Urgensi Pengawasan Terhadap Sistem Peradilan Dalam Rangka Transformasi Independensi Hakim yang Tepercaya
Kita mengetahui bersama bahwa Komisi III DPR RI, khususnya pada periode 2009-2014 lalu pernah membentuk Panitia Kerja Pemberantasan Mafia Hukum dan Peradilan bersamaan dengan Satuan Tugas (Satgas) Mafia Hukum yang dibentuk oleh Pemerintah.
Namun operasi khusus tersebut nampaknya belum mampu mencegah dan memberantas mafia hukum dan peradilan secara keseluruhan.
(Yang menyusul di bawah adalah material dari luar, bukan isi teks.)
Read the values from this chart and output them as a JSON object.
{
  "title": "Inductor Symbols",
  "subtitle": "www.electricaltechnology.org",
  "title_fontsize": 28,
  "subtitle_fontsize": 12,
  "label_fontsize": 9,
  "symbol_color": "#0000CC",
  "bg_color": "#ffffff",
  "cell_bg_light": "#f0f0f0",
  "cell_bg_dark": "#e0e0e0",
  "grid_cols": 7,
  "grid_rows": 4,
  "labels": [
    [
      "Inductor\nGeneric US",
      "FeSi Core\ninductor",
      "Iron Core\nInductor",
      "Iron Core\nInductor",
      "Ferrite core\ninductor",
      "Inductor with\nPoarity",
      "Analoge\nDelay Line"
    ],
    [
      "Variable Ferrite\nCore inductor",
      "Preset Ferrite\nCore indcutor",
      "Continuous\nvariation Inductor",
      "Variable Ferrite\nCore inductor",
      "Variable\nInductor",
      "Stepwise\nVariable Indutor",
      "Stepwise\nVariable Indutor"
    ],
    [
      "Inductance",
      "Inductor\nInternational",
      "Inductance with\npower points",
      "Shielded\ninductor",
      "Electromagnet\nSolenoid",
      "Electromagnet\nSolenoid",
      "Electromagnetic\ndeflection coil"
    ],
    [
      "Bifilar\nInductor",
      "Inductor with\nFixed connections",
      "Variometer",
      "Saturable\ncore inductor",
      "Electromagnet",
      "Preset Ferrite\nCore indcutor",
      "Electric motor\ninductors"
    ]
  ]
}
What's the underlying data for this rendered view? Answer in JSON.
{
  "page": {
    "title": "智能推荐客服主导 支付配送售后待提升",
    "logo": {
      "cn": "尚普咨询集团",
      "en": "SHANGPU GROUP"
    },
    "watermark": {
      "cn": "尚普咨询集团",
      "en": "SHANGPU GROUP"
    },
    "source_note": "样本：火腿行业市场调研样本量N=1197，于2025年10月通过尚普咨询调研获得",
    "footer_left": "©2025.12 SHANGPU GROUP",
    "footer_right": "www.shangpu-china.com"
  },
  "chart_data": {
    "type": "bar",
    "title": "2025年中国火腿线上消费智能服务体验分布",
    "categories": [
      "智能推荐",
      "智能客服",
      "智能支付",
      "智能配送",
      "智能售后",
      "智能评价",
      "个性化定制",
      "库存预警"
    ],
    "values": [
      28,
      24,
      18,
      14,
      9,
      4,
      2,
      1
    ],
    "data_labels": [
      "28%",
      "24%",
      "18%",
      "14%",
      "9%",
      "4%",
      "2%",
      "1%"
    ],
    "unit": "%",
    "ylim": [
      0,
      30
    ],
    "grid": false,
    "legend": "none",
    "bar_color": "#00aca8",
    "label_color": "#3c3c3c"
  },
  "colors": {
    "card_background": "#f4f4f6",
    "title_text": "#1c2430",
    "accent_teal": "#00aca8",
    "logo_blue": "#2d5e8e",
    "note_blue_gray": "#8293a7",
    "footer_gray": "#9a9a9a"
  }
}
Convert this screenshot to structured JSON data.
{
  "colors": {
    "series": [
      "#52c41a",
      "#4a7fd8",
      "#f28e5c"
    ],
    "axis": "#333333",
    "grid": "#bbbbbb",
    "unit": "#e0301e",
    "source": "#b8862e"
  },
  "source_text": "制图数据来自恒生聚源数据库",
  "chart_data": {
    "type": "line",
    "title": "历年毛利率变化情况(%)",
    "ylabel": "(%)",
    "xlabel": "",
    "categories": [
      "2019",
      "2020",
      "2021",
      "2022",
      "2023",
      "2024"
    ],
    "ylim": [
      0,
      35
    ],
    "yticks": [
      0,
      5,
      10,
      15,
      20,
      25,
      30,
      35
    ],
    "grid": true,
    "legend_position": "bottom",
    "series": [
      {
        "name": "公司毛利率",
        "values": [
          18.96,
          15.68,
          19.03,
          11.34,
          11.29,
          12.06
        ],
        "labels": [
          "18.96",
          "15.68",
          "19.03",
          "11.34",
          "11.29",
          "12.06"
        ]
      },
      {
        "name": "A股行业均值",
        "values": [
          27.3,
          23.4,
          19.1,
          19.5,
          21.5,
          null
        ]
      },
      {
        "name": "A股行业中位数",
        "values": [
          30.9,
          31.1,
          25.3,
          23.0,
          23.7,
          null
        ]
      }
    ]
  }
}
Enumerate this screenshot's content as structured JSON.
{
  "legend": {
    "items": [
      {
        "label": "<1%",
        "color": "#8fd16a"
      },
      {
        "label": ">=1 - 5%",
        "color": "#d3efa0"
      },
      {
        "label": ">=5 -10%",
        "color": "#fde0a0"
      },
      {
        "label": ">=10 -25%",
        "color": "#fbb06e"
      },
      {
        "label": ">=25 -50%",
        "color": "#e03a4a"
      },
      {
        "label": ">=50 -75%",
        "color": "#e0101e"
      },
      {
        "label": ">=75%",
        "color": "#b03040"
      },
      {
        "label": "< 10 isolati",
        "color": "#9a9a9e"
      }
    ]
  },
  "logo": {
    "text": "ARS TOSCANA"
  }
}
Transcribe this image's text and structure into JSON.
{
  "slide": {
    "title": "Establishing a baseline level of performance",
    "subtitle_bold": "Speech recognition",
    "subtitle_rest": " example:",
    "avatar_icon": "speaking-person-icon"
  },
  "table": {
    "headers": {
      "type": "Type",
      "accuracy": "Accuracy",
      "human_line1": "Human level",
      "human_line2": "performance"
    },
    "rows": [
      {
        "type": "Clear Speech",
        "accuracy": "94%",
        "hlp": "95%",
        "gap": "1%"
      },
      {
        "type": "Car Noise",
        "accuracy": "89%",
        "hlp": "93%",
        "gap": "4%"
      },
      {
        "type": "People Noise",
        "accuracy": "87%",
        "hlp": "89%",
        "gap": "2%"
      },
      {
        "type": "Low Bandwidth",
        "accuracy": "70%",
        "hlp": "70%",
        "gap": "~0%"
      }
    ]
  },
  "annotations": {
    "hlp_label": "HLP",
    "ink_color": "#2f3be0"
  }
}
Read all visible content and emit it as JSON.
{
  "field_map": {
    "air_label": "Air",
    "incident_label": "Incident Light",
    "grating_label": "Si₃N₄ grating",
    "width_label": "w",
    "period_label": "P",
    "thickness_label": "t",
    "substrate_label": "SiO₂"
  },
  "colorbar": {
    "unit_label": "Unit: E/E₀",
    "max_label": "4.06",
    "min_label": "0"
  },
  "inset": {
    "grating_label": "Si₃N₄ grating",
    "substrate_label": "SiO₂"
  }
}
Tantangan pada saat ini tentu sedikit berbeda dengan yang lalu, walaupun beberapa akar masalah masih saja terjadi. Beberapa permasalahan atau tantangan tersebut antara lain:
1. Pertama, masih kentalnya budaya korupsi di sistem hukum dan peradilan. Kita tentu ingat betapa mirisnya kesejahteraan hakim (gaji dan tunjangan) yang dirasa kurang memadai.
Para hakim yang tergabung dalam solidaritas hakim datang kepada Komisi III DPR untuk memperjuangkan nasibnya. Beruntung, mereka pada saat itu mendapat jawaban dari Presiden terpilih yang kini telah dilantik menjadi Presiden RI.
Dampak secara sosial-ekonomi inilah yang mempengaruhi budaya korupsi dan gratifikasi masih seolah merupakan hal yang dianggap wajar.
2. Hal kedua adalah masih belum memadainya sistem pengawasan yang ada. Pada saat ini, pengawasan telah diatur dilakukan baik oleh eksternal (KY) maupun MA sendiri (internal).
Namun ternyata pengawasan ini masih belum memberi efek cegah atau jera (prevention and deterrence) pada praktik suap dan pelanggaran etik hakim.